July 22, 2008
The Latin term “fiat” roughly translates to “there shall be”. When we refer to fiat money, we are referring to money that exists because the government declares it into existence. It is not based on production or earnings, and not backed by any commodity. It is solely based on trusting the government. Fiat money is exchanged in the economy as long as there is faith in the government that issues it.
Some are blaming the recent shakeup in the markets to “whining” or financial fear-mongering, which misses the whole point. History has shown that fiat money, or “faith-based currency” always fails, because when governments claim this power, they always behave irresponsibly.
When government has the ability to create and spend all the money it wants, priorities shift, and the concept of budgeting, as most Americans know it, loses all meaning. Hand a teenager a credit card, and tell him there is no limit and no accountability for what he spends, and the effect would be the same. You see, this problem is not unique to our government. It is a predictable outcome based on human nature, and we’ve seen variations of what we are experiencing now happen over and over throughout history. I didn’t have a crystal ball or a fortune teller when I predicted this 3, 7, or even 30 years ago. Actions have logical consequences. The government becomes the reckless teenager with the credit card, and in the end, the taxpaying citizens get the bill. What happens after that is never pretty.
This is why our founding fathers considered, but decidedly rejected the creation of a national central bank. They understood that governments, even the best of governments, cannot control spending. Even the current administration, which promised strict fiscal responsibility, has had to increase the national debt limit by 65 percent to keep up with its spending sprees. Every dollar created and spent by government makes the dollars in your pocket worth less and less. Eventually any currency controlled by government will be debased to worthlessness, and will wipe out the savings of the citizens who put faith in that currency.
Hard currencies, on the other hand, force governments to remain in check, strictly limited to the revenues they can raise from the country’s economic health. This is also an incentive for government to stay out of the way of productivity. The hyper-regulation in today’s economy demonstrates that this is no longer the case. What does it matter if the economy is crippled and the tax-base eroded, if government can create whatever dollars they need to keep the special interests happy?

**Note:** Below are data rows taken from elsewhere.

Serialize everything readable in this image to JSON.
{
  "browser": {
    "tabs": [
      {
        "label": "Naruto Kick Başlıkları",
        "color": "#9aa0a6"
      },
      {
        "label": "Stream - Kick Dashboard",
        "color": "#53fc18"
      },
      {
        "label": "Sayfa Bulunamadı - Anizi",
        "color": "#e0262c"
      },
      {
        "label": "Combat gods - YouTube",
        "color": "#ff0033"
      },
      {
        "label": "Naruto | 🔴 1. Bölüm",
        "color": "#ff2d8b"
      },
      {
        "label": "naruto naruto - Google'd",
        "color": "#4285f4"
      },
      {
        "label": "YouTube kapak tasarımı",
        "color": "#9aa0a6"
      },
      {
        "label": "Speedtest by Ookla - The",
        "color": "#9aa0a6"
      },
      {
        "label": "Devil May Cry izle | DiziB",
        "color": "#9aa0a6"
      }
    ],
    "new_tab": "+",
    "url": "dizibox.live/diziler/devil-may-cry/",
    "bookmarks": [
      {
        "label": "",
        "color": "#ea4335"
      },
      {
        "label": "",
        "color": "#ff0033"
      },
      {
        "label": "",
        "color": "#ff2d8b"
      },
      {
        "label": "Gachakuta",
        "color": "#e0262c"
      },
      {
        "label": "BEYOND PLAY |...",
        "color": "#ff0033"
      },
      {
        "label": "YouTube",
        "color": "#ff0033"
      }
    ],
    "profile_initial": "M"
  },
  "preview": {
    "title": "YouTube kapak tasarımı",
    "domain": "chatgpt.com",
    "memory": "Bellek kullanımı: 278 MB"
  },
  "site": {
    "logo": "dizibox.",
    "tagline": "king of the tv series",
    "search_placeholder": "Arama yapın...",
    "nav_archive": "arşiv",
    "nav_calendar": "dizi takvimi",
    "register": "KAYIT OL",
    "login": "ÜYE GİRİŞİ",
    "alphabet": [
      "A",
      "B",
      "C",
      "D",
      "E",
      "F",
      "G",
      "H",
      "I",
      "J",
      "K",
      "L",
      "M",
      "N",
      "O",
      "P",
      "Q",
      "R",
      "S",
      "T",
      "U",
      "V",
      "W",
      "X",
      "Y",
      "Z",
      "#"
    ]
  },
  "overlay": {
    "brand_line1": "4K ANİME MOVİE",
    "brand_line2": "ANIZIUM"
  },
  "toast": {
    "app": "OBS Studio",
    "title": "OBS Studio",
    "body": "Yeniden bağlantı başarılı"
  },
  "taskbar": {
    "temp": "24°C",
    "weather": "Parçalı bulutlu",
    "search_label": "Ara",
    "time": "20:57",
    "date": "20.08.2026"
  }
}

We have been building economic castles on the sand, and the tide is coming in. The answer is not to bring in more sand, but to move to more solid foundation.
So yes, it is true that many are complaining about our economic trouble, but our economic trouble is not caused by their complaining. Many are being forced to wake up to the predictable troubles associated with faith-based currency. As more people notice the hardships, more will lose faith.
We are long overdue for a course correction and I can only hope that this awakening translates to a solid approach to currency reform.